Abstract Objectives The gut microbiota of preterm infants (PTI) differs from that of term infants, with higher abundances of pathogenic bacteria and late acquisition of beneficial bacteria. This dysbiosis is affected by different types of milk and milk fortifiers fed to PTI, exposure to antibiotics after birth, and long hospitalization periods. Different enterotypes have been proposed to classify the gut bacteria ecosystems in adults, but little data exits regarding the PTI gut microbiota. Thus, the objective herein was to investigate gut microbial enterotypes of PTI infants. Methods PTI were followed from birth until NICU discharge. Data including daily feeding information and medications were obtained from the medical records. Freshly voided stool samples were collected, bacterial DNA was extracted and the V3-V4 regions of the 16S rRNA were sequenced. Enterotypes were determined using the partitioning around medoids clustering algorithm and the Jensen-Shannon divergence method using RStudio. Results A total of 551 stool samples were collected from 97 PTI. At genus level, two enterotypes were obtained; enterotype A (EA) was characterized by a high abundance (62%) of Escherichia-Shigella and Staphylococcus, whereas Enterobacteriaceae, Clostridium sensu stricto 1 and Klebsiella accounted 55% of relative abundance for Enterotype B (EB).

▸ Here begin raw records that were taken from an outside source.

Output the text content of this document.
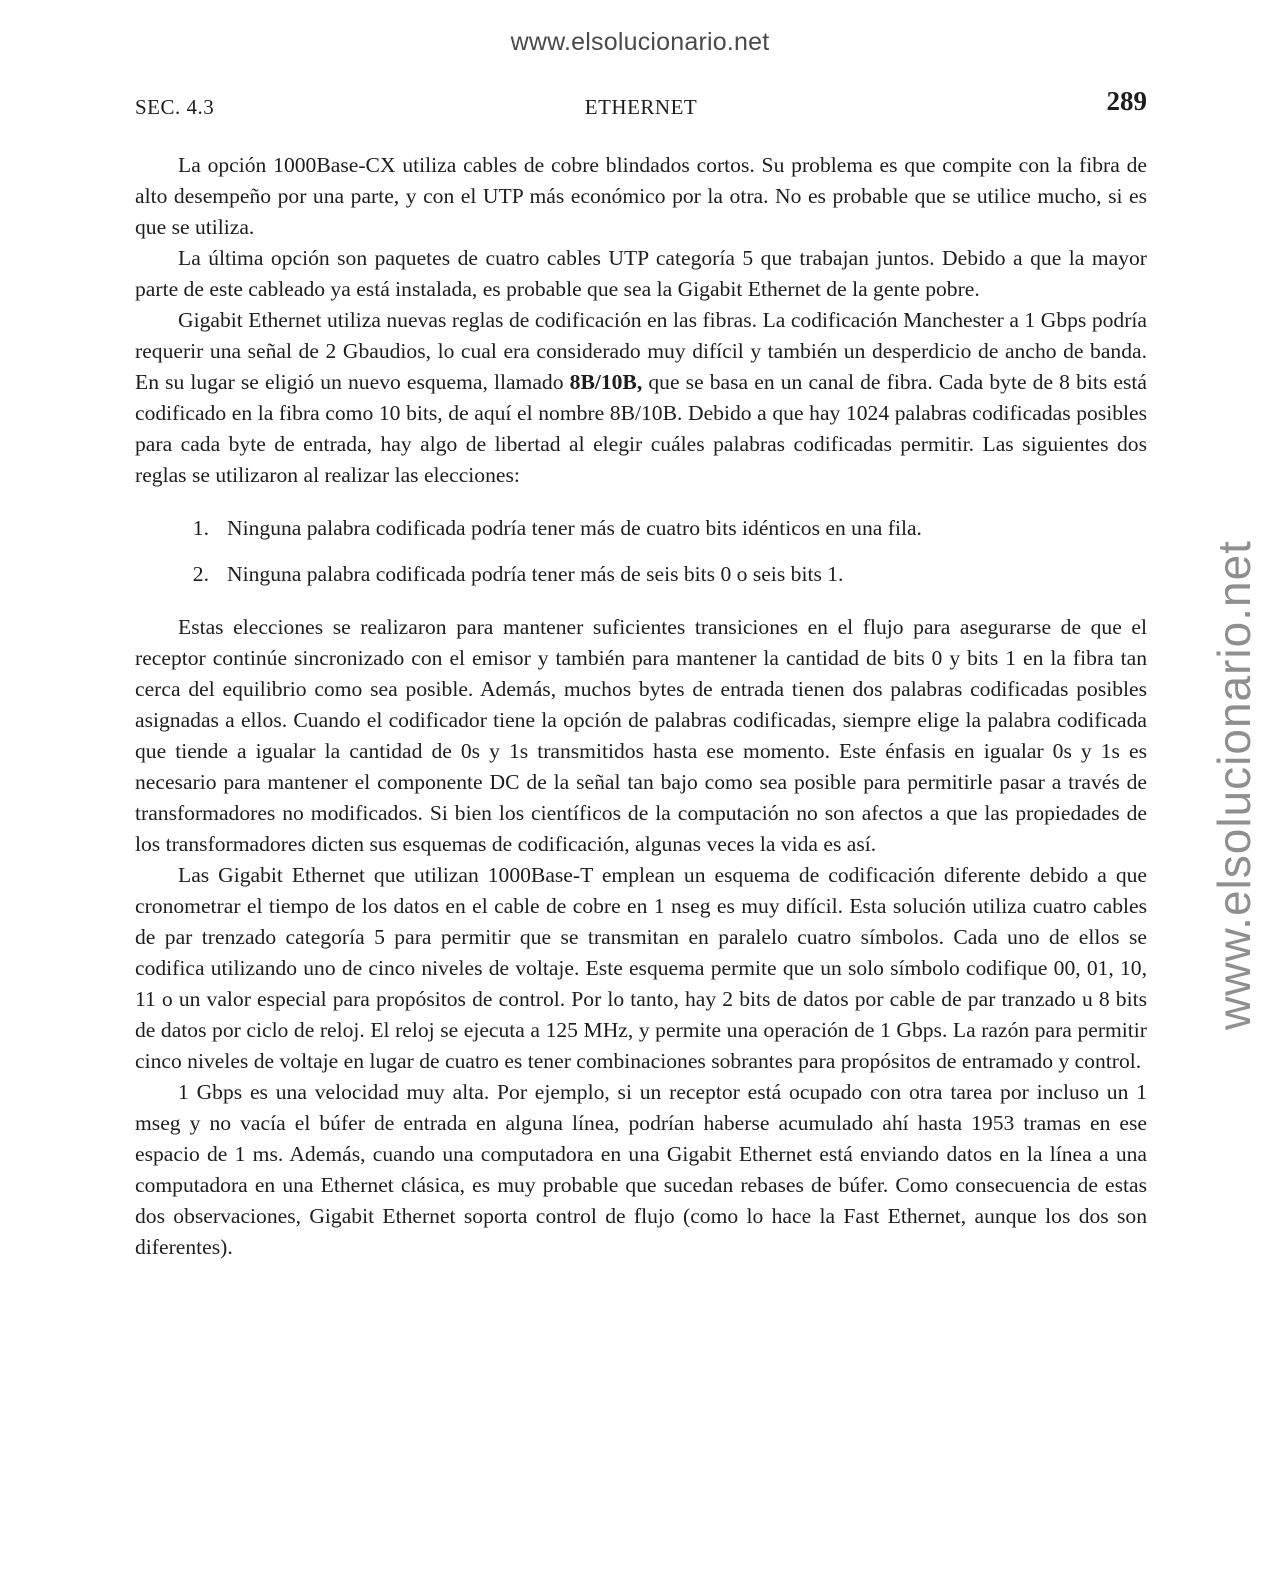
www.elsolucionario.net
www.elsolucionario.net
SEC. 4.3	ETHERNET	289

La opción 1000Base-CX utiliza cables de cobre blindados cortos. Su problema es que compite con la fibra de alto desempeño por una parte, y con el UTP más económico por la otra. No es probable que se utilice mucho, si es que se utiliza.

La última opción son paquetes de cuatro cables UTP categoría 5 que trabajan juntos. Debido a que la mayor parte de este cableado ya está instalada, es probable que sea la Gigabit Ethernet de la gente pobre.

Gigabit Ethernet utiliza nuevas reglas de codificación en las fibras. La codificación Manchester a 1 Gbps podría requerir una señal de 2 Gbaudios, lo cual era considerado muy difícil y también un desperdicio de ancho de banda. En su lugar se eligió un nuevo esquema, llamado 8B/10B, que se basa en un canal de fibra. Cada byte de 8 bits está codificado en la fibra como 10 bits, de aquí el nombre 8B/10B. Debido a que hay 1024 palabras codificadas posibles para cada byte de entrada, hay algo de libertad al elegir cuáles palabras codificadas permitir. Las siguientes dos reglas se utilizaron al realizar las elecciones:

1. Ninguna palabra codificada podría tener más de cuatro bits idénticos en una fila.
2. Ninguna palabra codificada podría tener más de seis bits 0 o seis bits 1.

Estas elecciones se realizaron para mantener suficientes transiciones en el flujo para asegurarse de que el receptor continúe sincronizado con el emisor y también para mantener la cantidad de bits 0 y bits 1 en la fibra tan cerca del equilibrio como sea posible. Además, muchos bytes de entrada tienen dos palabras codificadas posibles asignadas a ellos. Cuando el codificador tiene la opción de palabras codificadas, siempre elige la palabra codificada que tiende a igualar la cantidad de 0s y 1s transmitidos hasta ese momento. Este énfasis en igualar 0s y 1s es necesario para mantener el componente DC de la señal tan bajo como sea posible para permitirle pasar a través de transformadores no modificados. Si bien los científicos de la computación no son afectos a que las propiedades de los transformadores dicten sus esquemas de codificación, algunas veces la vida es así.

Las Gigabit Ethernet que utilizan 1000Base-T emplean un esquema de codificación diferente debido a que cronometrar el tiempo de los datos en el cable de cobre en 1 nseg es muy difícil. Esta solución utiliza cuatro cables de par trenzado categoría 5 para permitir que se transmitan en paralelo cuatro símbolos. Cada uno de ellos se codifica utilizando uno de cinco niveles de voltaje. Este esquema permite que un solo símbolo codifique 00, 01, 10, 11 o un valor especial para propósitos de control. Por lo tanto, hay 2 bits de datos por cable de par tranzado u 8 bits de datos por ciclo de reloj. El reloj se ejecuta a 125 MHz, y permite una operación de 1 Gbps. La razón para permitir cinco niveles de voltaje en lugar de cuatro es tener combinaciones sobrantes para propósitos de entramado y control.

1 Gbps es una velocidad muy alta. Por ejemplo, si un receptor está ocupado con otra tarea por incluso un 1 mseg y no vacía el búfer de entrada en alguna línea, podrían haberse acumulado ahí hasta 1953 tramas en ese espacio de 1 ms. Además, cuando una computadora en una Gigabit Ethernet está enviando datos en la línea a una computadora en una Ethernet clásica, es muy probable que sucedan rebases de búfer. Como consecuencia de estas dos observaciones, Gigabit Ethernet soporta control de flujo (como lo hace la Fast Ethernet, aunque los dos son diferentes).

Alpha diversity (Shannon index) was higher (P < 0.0001) in EB. In the earliest sample collected after birth (2.2 ± 1.1 weeks of life), the majority of PTI (64%) belonged to EB, but 37% of PTI switched enterotypes during their hospital stay, most of these changed from EA to EB. The change on enterotypes occurred at 4.6 ± 2.7 weeks of life. Bovine milk-based fortifier (BMF) and abundance of Escherichia-Shigella were positively associated in EA, whereas, this correlation was negative for EB. Similarly, Enterobacteriaceae abundance was positively correlated with the use of antibiotics in EA, but was negatively correlated in EB. Conclusions The gut microbiota of PTI was more likely to belong to a more diverse enterotype. There were opposite effects between both enterotypes to exposure to BMF and antibiotics. This suggests that responses to dietary and clinical factors could be dependent upon the characteristics of the gut microbiota of PTI. Funding Sources Seed grant Carle Foundation Hospital and University of Illinois. CONACyT Graduate Fellowship.